What makes this race so exciting, however, is the deluge of strong male performances from recent wide releases and Toronto hits. The acclaimed 3:10 to Yuma has lauded co-leads in Russell Crowe and Christian Bale. The Assassination of Jesse James by the Coward Robert Ford, also a critics' favorite, has Brad Pitt and Casey Affleck, though the latter would likely be placed in the supporting category. The victory of Eastern Promises in Toronto ups the chances of Viggo Mortensen for a first nomination, though how much it does so is unclear. Sean Penn directs Emile Hirsch in Into the Wild to a possible first nom of his own.

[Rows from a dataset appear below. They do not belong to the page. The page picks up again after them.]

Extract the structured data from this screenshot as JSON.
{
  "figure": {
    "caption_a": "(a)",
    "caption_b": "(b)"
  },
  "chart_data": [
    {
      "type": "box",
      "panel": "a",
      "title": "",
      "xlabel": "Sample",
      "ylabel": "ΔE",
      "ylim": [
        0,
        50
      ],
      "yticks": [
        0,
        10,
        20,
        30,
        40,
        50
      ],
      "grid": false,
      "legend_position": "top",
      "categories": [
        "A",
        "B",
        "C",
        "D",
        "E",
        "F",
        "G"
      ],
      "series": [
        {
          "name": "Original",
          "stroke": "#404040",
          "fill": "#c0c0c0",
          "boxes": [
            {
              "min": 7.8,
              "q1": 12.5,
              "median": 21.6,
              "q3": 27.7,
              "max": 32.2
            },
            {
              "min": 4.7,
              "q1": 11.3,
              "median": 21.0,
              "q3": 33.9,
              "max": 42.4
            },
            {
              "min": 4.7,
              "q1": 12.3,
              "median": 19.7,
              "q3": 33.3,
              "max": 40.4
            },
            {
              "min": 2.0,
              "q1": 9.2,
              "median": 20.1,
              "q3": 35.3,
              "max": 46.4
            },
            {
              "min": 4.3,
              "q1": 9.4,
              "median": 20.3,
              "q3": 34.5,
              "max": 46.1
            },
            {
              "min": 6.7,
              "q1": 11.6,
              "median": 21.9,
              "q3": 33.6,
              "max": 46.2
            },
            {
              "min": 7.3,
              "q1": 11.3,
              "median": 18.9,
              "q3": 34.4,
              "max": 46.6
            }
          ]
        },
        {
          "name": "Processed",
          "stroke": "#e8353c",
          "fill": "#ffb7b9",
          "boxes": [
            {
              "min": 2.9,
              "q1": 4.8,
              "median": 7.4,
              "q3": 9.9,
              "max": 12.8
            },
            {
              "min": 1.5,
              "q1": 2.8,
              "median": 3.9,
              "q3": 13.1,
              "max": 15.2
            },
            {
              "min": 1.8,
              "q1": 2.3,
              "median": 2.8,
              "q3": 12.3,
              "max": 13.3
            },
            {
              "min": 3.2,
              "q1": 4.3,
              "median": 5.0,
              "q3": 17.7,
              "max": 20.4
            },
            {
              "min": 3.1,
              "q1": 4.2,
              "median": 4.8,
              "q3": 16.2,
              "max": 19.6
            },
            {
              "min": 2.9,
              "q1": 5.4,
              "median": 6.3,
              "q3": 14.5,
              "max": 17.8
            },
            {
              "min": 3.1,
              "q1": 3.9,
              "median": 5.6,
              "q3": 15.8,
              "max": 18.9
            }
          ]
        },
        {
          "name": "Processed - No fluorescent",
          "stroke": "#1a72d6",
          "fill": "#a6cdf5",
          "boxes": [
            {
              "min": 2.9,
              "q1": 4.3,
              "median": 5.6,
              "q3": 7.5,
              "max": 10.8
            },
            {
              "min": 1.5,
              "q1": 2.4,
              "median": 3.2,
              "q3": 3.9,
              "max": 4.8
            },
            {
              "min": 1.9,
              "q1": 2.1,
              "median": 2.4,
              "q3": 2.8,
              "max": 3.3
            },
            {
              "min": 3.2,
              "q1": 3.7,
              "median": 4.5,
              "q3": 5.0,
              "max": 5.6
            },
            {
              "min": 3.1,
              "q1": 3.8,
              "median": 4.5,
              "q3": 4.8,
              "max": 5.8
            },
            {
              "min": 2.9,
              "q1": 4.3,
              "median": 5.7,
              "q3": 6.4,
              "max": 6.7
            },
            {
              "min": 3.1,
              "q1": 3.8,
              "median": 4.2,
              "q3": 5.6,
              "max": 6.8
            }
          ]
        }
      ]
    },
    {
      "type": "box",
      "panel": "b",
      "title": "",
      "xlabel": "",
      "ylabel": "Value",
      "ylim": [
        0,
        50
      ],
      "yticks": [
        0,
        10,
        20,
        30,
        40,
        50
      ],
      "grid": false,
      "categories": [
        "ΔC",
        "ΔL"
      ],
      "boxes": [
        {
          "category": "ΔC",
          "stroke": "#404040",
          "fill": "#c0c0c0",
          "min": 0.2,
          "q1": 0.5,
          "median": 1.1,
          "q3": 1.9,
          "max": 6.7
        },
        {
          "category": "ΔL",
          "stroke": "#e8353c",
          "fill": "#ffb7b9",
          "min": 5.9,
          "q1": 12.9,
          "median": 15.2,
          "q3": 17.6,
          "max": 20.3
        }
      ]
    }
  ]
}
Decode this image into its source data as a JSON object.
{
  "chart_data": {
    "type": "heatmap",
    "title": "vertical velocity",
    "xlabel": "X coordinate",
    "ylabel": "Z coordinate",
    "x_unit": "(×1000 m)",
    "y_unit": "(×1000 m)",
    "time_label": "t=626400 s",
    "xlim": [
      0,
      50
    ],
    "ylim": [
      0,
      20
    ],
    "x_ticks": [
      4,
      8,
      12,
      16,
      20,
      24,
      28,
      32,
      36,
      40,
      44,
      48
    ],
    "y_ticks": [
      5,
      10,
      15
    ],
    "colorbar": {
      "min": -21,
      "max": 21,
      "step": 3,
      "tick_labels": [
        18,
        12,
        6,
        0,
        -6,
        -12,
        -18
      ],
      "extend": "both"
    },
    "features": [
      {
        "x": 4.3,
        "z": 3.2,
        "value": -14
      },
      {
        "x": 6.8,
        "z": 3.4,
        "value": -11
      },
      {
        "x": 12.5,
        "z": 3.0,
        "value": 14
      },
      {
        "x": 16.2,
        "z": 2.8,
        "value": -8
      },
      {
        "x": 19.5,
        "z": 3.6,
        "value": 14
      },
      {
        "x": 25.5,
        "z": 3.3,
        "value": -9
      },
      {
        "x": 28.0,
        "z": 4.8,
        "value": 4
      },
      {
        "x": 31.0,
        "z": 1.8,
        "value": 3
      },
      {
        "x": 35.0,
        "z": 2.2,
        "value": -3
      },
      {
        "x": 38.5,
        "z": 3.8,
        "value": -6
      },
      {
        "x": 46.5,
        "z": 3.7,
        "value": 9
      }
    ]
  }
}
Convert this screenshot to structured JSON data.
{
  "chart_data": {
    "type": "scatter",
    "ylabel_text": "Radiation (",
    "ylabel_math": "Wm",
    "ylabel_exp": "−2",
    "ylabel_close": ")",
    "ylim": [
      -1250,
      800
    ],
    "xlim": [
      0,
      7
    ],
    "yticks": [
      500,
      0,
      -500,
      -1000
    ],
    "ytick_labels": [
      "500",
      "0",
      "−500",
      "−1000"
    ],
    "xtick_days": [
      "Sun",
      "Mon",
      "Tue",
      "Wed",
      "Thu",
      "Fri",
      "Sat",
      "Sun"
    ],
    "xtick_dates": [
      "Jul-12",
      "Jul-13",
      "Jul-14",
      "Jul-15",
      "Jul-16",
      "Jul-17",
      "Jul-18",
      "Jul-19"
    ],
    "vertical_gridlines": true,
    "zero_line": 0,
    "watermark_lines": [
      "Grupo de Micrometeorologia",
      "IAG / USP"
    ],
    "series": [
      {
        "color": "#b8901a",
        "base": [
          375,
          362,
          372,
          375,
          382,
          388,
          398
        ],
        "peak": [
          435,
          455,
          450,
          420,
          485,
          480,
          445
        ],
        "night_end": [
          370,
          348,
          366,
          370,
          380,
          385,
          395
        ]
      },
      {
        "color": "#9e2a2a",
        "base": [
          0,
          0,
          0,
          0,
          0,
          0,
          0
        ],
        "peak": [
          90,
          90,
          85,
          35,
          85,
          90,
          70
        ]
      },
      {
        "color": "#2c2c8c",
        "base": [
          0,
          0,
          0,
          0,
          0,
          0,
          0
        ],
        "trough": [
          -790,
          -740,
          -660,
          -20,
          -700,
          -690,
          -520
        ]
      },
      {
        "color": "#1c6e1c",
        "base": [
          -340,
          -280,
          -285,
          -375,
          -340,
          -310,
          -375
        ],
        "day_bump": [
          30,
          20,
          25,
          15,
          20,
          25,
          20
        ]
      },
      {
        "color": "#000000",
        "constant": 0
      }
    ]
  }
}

And before we can say, "Whoa, there's too many of them already," Before the Devil Knows You're Dead swoops in from outside the radar with Philip Seymour Hoffman and Ethan Hawke looking at awards consideration. Any of these could end up as nominees.
My predicted Best Supporting Actor nominees are currently Affleck, Bardem, Paul Dano (There Will Be Blood), Benicio del Toro (Things We Lost in the Fire), and Tom Wilkinson (Michael Clayton). I'm least confident about the nods for del Toro and Dano, though the Academy likes the former enough (for a nom and a win) and the latter could be propelled by a highly probably nomination for his co-star Day Lewis. Wilkinson's role is too juicy to ignore, as are Bardem's and Affleck's. Hoffman's turn in Charlie Wilson's War has big potential to make him a major contender at year's end. Ben Foster might be given a shot at a first nom with 3:10 to Yuma. Philip Bosco could sneak in by playing the ailing patriarch in The Savages. Maybe oft-ignored Mark Ruffalo could bypass his film's bad reviews even if Phoenix can't. People are all a-buzz about Hal Holbrook in Into the Wild even more than they are about Hirsch in that film. Former nominee Armin Mueller-Stahl could get in for Eastern Promises. Will people remember John Travolta's antics in the well received Hairspray? Alan Rickman could be a scene-stealer in Sweeney Todd, as could Dustin Hoffman in Mr. Magorium's Wonder Emporium (he is Mr. Magorium, after all). And what about Hawke's co-lead performance in Devil (it can pit him here against co-star Albert Finney), and Crowe's own in American Gangster?
These are the types of races that make Oscar enthusiasts' hobby of predicting nominees so difficult and yet so fun and rewarding at the same time. Bring it on!